Anxiety crept in the way it does when something is amiss. After several months of discomfort and resistance, I let go. I framed it as an experiment: this might not be forever, but will be at least for a time. Let’s see what emerges when I don’t cling to my safety net.
Cue the Music
Of course, it just so happened that as I decided to let go, this idea bubbled up to revise the Prayer as Desire piece I wrote years ago. Make it an ebook, subtract the theological terms, add a little more tangible experience. Benign, right?
Benign—or sneaky providence.
(Er — ehm, substitute “loving” for “sneaky.”)
Of course, when I let go of the safety net, what emerged was desire. I could tell a lot was going on interiorly when I wanted to run back to my beautiful net and be warm and safe inside. Or when I’d start Netflix bingeing. Or start feeling sad for no apparent reason. These were symptoms of something deeper.
(The image: running around with my little cup, asking everyone to fill it. Netflix: “will you fill my cup?” Friends: “will you fill my cup?” Beautiful, alluring safety net: “will you fill my cup?”)
Prayer as Desire reminded me that discomfort is always an invitation. Undergirding the surface desires and the frantic search for a cup-filler— was the invitation to stop and stay. To not run from the night, but to wait there for the divine romance. It’s what I (and saints and artists and armchair existentialists) call the ache.

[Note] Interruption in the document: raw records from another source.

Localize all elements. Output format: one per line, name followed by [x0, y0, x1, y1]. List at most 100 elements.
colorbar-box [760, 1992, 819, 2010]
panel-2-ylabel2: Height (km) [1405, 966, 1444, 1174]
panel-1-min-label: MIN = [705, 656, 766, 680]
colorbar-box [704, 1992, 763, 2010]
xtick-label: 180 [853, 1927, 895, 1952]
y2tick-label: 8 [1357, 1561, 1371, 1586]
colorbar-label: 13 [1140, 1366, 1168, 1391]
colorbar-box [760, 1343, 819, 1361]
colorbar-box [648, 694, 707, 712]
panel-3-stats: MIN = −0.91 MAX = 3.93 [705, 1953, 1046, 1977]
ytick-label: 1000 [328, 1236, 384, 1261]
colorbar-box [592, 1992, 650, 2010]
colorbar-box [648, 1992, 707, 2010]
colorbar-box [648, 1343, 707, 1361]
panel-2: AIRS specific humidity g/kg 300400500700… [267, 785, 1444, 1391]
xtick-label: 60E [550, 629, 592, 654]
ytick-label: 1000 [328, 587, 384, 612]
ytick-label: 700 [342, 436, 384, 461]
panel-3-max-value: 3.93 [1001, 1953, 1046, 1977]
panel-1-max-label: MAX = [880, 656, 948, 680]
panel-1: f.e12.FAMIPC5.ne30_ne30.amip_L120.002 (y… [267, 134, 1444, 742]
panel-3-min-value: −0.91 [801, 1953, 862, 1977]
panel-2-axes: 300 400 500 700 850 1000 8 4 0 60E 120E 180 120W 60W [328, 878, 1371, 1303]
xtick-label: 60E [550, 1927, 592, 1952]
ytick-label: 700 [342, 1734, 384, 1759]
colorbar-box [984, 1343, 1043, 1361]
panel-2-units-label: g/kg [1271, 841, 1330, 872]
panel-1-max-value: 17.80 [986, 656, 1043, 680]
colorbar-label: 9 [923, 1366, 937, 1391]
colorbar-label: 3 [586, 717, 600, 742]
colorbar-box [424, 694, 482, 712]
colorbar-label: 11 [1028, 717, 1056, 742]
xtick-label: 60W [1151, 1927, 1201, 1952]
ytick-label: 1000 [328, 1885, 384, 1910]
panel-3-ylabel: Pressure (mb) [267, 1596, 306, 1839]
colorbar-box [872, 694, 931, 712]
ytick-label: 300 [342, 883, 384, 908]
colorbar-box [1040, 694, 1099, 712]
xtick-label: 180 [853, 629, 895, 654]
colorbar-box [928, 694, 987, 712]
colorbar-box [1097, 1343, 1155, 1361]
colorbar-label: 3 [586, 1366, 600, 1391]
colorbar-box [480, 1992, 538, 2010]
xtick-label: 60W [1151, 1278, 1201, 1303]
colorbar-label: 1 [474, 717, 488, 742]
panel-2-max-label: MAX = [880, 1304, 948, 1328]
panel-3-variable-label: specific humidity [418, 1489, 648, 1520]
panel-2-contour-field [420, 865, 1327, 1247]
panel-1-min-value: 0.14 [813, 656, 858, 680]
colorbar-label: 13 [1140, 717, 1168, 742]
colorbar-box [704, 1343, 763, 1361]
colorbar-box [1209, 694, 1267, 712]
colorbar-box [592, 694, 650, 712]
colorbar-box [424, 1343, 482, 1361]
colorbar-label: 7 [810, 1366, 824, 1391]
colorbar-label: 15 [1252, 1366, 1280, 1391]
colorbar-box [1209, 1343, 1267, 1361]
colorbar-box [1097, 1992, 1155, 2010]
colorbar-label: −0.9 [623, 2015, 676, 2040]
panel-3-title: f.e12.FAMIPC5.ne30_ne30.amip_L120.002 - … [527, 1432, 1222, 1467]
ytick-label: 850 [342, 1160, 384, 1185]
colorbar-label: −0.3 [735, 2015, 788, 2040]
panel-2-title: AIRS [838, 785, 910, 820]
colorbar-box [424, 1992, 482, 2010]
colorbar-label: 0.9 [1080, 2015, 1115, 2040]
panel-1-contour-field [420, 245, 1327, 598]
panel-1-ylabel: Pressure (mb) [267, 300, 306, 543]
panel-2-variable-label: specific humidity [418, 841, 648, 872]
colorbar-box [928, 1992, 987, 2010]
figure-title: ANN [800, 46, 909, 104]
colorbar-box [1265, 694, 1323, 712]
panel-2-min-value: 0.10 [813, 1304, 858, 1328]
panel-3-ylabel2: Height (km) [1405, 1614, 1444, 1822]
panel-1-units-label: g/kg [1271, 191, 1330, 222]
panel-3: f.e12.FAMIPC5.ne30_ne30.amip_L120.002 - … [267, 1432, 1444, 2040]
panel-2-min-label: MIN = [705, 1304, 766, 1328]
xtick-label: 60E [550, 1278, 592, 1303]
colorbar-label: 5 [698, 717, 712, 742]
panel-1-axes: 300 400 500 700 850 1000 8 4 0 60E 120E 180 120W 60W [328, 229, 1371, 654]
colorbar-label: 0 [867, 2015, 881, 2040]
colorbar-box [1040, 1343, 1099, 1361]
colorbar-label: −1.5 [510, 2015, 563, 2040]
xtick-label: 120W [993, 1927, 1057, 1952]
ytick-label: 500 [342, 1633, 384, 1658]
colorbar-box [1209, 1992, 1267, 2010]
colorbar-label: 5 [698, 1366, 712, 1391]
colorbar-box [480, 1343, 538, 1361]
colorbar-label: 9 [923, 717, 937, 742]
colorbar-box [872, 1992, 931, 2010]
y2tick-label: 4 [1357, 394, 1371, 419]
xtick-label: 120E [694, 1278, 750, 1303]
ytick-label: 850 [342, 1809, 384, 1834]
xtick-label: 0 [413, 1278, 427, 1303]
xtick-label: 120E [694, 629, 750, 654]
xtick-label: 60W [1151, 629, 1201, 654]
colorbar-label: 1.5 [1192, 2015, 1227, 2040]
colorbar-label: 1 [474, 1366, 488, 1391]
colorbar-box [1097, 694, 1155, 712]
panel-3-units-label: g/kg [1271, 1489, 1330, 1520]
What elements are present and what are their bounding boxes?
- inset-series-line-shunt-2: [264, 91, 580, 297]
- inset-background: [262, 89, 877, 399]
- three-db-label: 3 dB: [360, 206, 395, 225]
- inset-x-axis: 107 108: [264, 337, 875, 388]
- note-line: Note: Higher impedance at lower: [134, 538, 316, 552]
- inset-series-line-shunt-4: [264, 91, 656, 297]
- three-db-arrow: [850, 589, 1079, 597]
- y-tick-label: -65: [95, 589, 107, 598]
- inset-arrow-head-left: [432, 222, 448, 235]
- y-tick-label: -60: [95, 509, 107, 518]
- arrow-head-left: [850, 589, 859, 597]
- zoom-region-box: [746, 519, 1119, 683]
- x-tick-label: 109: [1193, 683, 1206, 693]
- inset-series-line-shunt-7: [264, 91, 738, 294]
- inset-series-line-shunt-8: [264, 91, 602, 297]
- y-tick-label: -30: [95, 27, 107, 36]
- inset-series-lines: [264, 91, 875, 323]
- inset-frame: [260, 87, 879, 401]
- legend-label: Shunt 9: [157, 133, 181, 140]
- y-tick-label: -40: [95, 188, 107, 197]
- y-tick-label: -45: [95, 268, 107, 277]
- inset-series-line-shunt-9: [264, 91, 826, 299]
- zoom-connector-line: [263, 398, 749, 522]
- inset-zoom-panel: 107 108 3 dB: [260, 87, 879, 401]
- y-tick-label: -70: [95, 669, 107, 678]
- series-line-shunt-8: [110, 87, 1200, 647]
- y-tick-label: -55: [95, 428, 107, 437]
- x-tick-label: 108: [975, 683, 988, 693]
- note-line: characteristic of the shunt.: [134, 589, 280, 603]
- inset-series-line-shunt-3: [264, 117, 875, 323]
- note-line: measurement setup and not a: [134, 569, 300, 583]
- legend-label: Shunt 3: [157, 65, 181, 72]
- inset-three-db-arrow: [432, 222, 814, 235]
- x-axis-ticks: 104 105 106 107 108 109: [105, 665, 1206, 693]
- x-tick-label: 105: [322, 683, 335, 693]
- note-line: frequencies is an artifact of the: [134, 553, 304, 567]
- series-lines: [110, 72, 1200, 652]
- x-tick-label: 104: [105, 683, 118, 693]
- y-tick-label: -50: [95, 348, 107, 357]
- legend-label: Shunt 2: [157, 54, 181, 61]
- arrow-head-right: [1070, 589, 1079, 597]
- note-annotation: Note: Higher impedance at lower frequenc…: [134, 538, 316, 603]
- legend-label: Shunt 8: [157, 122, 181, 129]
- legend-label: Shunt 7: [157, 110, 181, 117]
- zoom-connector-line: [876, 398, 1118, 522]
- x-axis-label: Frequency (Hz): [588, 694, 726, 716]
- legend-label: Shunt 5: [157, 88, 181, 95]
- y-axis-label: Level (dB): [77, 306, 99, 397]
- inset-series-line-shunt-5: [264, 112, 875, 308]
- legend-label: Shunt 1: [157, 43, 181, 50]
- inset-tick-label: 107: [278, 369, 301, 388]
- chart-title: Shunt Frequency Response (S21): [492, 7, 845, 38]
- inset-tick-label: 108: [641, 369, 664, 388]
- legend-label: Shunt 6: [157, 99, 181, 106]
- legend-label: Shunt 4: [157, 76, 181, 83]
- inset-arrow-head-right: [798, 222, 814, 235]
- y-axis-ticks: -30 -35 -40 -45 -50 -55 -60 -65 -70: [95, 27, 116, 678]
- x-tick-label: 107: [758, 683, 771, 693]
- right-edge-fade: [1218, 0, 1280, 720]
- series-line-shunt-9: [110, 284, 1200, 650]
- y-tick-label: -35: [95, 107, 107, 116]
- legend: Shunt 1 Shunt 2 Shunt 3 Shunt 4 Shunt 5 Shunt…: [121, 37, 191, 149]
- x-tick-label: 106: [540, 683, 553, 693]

Oh, we all love to run from the ache. It’s far more comfortable to move, do, binge, laugh, scroll, create, and love-make— than to be still and wait for Love to Make us.
So that’s where I am now. Remembering the wisdom of years ago, that I need to hear today: be here, Kelly Jean. This ache is a promise. It’s the chasm within, created with the promise it will be filled. As I offer up my little cup (“please, sir, may I have some more?”) - I turn around and realize there is a waterfall.
Kelly Deutsch is a personal growth coach, international speaker, and bestselling author of the book, Spiritual Wanderlust: The Field Guide to Deep Desire. When she isn’t exploring the interior life, you might find her wandering under Oregonian skies or devouring red curry.